ARRÊT CONTRADICTOIRE ET PAR DEFAUT à l'égard de la Société SEFERBA et la SARL SAVIO et AVANT DIRE DROIT prononcé publiquement par mise à disposition au greffe le 13 Juillet 2010 après prorogation du délibéré en date du 29 Juin 2010 (date indiquée à l'issue des débats) et signé par Gisèle GOSSELIN, Président, et Claudine POPEK, Greffier, auquel la minute de la décision a été remise par le magistrat signataire.
ORDONNANCE DE CLÔTURE DU : 20 Avril 2010
***
FAITS ET PROCEDURE
Aux termes d'un marché du 23 avril 1982, la société d'HLM du Pas de Calais et du Nord - aux droits de laquelle se trouve la société HABITAT 62/59 - a confié à la société THELU - entreprise générale, aux droits de laquelle se trouve aujourd'hui la société EIFFAGE Construction Côte d'Opale (ci-après société EIFFAGE) - la construction d'un ensemble immobilier situé à [Localité 27] moyennant paiement d'un prix de plus de 32 millions de francs. La première tranche de travaux (environ 21 millions de francs) concernait la construction de 85 logements répartis dans 5 bâtiments identifiés par les lettres A à E, la seconde tranche (environ11 millions de francs) concernant 50 logements répartis dans trois bâtiments F à H.
La maîtrise d'oeuvre a été confiée au cabinet AUSIA et au BET KERN (assuré par la société Souscripteurs du LLOYD'S de Londres), et le contrôle technique au bureau VERITAS.
La société THELU a sous-traité :
- le lot menuiseries extérieures à la société DEPECKER, aujourd'hui en liquidation, assurée par la société Souscripteurs du LLOYD'S de Londres,
- le lot verrières aluminium à la société SEFERBA assurée auprès de la société ELVIA Assurances,
- le lot enduits extérieurs à la société SAVIO
- le lot couverture aux sociétés SETTI et LITTORAL COUVERTURE
- le lot étanchéité des terrasses à la société CNEI
Les différents bâtiments ont fait l'objet de procès-verbaux de réception qui se sont échelonnés d'avril 1984 à novembre 1985.
Invoquant d'importants désordres d'infiltration affectant notamment les menuiseries extérieures, la société HABITAT 62/59 a régularisé une déclaration de sinistre auprès de son assureur dommage ouvrage (société ICS Assurances aujourd'hui en liquidation) qui l'a indemnisée à deux reprises en 1990 et 1994. Devant la généralisation du sinistre, le maître de l'ouvrage a ensuite sollicité la désignation d'un expert qui a été nommé par ordonnance de référé du 11 mai 1994.
En cours d'expertise en février 2003, une transaction partielle a été régularisée en ce qui concerne les désordres relatifs aux maçonneries.
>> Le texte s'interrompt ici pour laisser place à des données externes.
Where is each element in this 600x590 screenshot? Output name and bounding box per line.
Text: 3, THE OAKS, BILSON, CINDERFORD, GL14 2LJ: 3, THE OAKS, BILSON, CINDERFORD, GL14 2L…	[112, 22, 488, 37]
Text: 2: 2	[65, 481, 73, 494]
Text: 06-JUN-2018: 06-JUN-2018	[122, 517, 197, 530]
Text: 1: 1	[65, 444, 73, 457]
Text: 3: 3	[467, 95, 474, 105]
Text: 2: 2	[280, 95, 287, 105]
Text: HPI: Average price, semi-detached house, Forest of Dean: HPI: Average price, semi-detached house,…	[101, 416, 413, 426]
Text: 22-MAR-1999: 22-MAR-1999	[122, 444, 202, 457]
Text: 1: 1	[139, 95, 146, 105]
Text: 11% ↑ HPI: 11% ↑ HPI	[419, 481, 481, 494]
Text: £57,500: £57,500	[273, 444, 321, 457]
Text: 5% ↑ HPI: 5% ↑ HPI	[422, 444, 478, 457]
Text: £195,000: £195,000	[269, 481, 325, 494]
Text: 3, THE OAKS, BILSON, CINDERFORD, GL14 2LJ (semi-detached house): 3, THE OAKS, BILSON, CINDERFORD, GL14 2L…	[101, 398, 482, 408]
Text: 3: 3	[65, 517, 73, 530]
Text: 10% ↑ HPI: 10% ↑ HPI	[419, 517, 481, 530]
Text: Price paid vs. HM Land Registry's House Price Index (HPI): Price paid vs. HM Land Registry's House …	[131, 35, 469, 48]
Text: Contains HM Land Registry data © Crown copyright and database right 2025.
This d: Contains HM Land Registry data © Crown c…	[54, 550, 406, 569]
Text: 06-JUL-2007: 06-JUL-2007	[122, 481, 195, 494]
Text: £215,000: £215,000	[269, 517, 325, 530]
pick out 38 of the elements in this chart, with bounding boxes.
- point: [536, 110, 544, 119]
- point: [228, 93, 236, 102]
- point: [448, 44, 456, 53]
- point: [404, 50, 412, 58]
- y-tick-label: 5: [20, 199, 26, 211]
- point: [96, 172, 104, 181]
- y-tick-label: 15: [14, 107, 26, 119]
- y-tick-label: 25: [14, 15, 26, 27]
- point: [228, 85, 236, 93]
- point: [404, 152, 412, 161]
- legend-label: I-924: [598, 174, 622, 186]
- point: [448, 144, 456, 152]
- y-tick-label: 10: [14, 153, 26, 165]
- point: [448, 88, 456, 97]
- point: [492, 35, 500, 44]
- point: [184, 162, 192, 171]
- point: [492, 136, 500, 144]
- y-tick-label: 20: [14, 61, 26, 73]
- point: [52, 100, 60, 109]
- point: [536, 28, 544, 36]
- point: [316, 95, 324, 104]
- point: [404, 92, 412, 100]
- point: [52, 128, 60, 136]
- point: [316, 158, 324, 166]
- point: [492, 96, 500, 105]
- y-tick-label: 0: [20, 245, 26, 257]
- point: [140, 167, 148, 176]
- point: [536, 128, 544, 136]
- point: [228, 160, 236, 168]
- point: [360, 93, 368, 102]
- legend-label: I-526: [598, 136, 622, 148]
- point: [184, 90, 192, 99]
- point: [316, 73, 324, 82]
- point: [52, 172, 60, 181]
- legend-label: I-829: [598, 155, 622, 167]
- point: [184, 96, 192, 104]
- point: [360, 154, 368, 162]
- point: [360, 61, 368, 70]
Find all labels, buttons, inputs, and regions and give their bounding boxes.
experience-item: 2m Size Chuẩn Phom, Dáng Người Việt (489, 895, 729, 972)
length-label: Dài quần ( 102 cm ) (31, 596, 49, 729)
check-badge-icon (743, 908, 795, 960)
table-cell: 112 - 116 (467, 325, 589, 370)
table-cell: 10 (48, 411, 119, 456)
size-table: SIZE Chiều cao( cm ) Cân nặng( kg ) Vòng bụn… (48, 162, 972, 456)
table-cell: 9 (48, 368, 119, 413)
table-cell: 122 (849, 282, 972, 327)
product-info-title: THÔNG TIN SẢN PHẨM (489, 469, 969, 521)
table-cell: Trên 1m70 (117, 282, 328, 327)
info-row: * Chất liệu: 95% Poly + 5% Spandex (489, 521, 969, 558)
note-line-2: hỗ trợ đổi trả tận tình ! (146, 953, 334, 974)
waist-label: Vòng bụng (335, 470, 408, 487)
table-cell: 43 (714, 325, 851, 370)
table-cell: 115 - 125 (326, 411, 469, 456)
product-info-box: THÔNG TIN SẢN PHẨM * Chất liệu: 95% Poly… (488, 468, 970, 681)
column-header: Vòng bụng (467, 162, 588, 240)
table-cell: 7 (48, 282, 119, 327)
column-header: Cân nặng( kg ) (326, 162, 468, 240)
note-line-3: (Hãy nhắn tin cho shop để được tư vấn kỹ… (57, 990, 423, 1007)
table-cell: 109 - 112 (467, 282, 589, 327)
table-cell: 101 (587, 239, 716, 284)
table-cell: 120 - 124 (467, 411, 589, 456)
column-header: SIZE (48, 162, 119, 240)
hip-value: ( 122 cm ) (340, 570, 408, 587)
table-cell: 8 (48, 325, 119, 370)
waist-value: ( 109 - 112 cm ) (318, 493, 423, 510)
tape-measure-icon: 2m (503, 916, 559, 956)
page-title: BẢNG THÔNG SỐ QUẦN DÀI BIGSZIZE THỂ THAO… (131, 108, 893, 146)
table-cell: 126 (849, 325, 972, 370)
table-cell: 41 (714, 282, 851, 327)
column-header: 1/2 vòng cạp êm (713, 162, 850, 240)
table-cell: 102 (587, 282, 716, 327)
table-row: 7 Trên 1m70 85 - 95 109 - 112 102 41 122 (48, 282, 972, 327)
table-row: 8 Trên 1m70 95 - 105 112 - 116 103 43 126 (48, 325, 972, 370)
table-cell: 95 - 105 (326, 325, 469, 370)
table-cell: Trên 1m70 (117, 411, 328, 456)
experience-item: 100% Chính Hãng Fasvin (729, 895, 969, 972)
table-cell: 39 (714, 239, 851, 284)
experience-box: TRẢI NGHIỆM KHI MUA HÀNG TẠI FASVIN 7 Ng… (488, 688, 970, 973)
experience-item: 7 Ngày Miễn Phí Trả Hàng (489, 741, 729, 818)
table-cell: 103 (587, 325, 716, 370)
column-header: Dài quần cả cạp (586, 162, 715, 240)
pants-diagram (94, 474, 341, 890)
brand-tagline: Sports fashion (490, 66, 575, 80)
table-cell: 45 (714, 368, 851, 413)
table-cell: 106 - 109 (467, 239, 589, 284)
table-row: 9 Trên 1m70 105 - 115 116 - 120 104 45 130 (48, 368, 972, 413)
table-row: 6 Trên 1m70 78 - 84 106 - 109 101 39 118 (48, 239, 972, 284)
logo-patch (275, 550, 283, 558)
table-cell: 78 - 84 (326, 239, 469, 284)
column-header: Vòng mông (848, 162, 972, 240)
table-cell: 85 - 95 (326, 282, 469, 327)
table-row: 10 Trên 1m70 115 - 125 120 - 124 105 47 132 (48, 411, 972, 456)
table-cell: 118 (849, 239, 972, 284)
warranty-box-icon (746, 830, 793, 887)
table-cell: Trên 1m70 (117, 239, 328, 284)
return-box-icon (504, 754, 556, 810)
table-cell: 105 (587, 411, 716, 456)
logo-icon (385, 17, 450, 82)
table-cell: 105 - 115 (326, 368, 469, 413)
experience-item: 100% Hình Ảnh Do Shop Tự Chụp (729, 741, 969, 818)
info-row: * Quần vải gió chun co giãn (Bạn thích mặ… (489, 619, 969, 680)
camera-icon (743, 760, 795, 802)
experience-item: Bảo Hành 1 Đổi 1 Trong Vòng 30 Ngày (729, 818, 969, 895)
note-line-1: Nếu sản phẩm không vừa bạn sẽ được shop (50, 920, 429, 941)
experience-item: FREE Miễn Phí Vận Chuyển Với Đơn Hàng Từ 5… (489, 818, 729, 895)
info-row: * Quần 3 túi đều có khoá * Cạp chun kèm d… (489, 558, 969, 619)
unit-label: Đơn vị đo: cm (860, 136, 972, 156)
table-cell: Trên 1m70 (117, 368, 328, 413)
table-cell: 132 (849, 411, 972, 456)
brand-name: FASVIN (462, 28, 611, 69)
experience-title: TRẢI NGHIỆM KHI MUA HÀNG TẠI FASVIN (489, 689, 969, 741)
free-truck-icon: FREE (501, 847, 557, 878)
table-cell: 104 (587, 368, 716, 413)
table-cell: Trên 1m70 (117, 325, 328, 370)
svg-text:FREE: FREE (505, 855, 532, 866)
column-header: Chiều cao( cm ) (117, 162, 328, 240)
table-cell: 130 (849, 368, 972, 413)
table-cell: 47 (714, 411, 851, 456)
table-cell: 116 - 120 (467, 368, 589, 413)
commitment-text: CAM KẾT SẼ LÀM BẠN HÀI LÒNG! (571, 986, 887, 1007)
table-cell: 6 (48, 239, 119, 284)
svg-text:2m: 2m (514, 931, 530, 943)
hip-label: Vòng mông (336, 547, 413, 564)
L'expert a déposé son rapport en juillet 2004.
Par actes d'huissier en date des 5,6,7 et 10 mai 2004, la société THELU a assigné ses sous-traitants et leurs assureurs afin qu'ils soient condamnés à la garantir des éventuelles condamnations pouvant être prononcées à son encontre au profit du maître de l'ouvrage.
Par actes d'huissier en date des 2 et 3 novembre 2004, la société HABITAT 62/59 a assigné la société THELU (devenue EIFFAGE), le cabinet AUSIA, le Bureau VERITAS et la compagnie LLOYD'S ( assureur du BET KERN) aux fins d'obtenir leur condamnation in solidum - sur le fondement de leur responsabilité décennale - au paiement d'une somme principale de 542.480,54 euros en réparation des désordres.
Par jugement en date du 5 mars 2008, le Tribunal de grande instance de DUNKERQUE a, pour l'essentiel :
- prononcé la mise hors de cause de la société DE MONTMIRAIL et de la CRAMA du Nord Est,
- constaté la prescription de l'action initiée par la société HABITAT 62/59 à l'encontre du cabinet AUSIA et du Bureau Véritas pour les désordres affectant les bâtiments F,G et H,
- laissé à la charge de la société HABITAT 62/59 une part de responsabilité à hauteur de 5% pour les désordres affectant les menuiseries extérieures et de 60% pour les désordres affectant l'isolation thermique,
- déclaré pour le surplus la société THELU, le cabinet AUSIA et le bureau VERITAS responsables des désordres, en fixant leur part respective de responsabilité, les condamnant à se garantir mutuellement des condamnations prononcées,
- condamné Maître [H] es qualités de liquidateur de la société DEPECKER, la société SEFERBA et la société SAVIO à relever et garantir la société THELU des condamnations mises à sa charge,
- condamné la société THELU à payer à la CRAMA la somme de 800 euros au titre des frais irrépétibles,
- avant dire droit, ordonné la réouverture des débats en invitant la société HABITAT 62/59 à présenter un décompte précis des sommes réclamées lot par lot et tenant compte des indemnités déjà versées par l'assureur dommages-ouvrage.
Par déclaration reçue au greffe le 14 avril 2008, la société EIFFAGE Construction Côte d'Opale, venant aux droits de la société THELU, a relevé appel de ce jugement.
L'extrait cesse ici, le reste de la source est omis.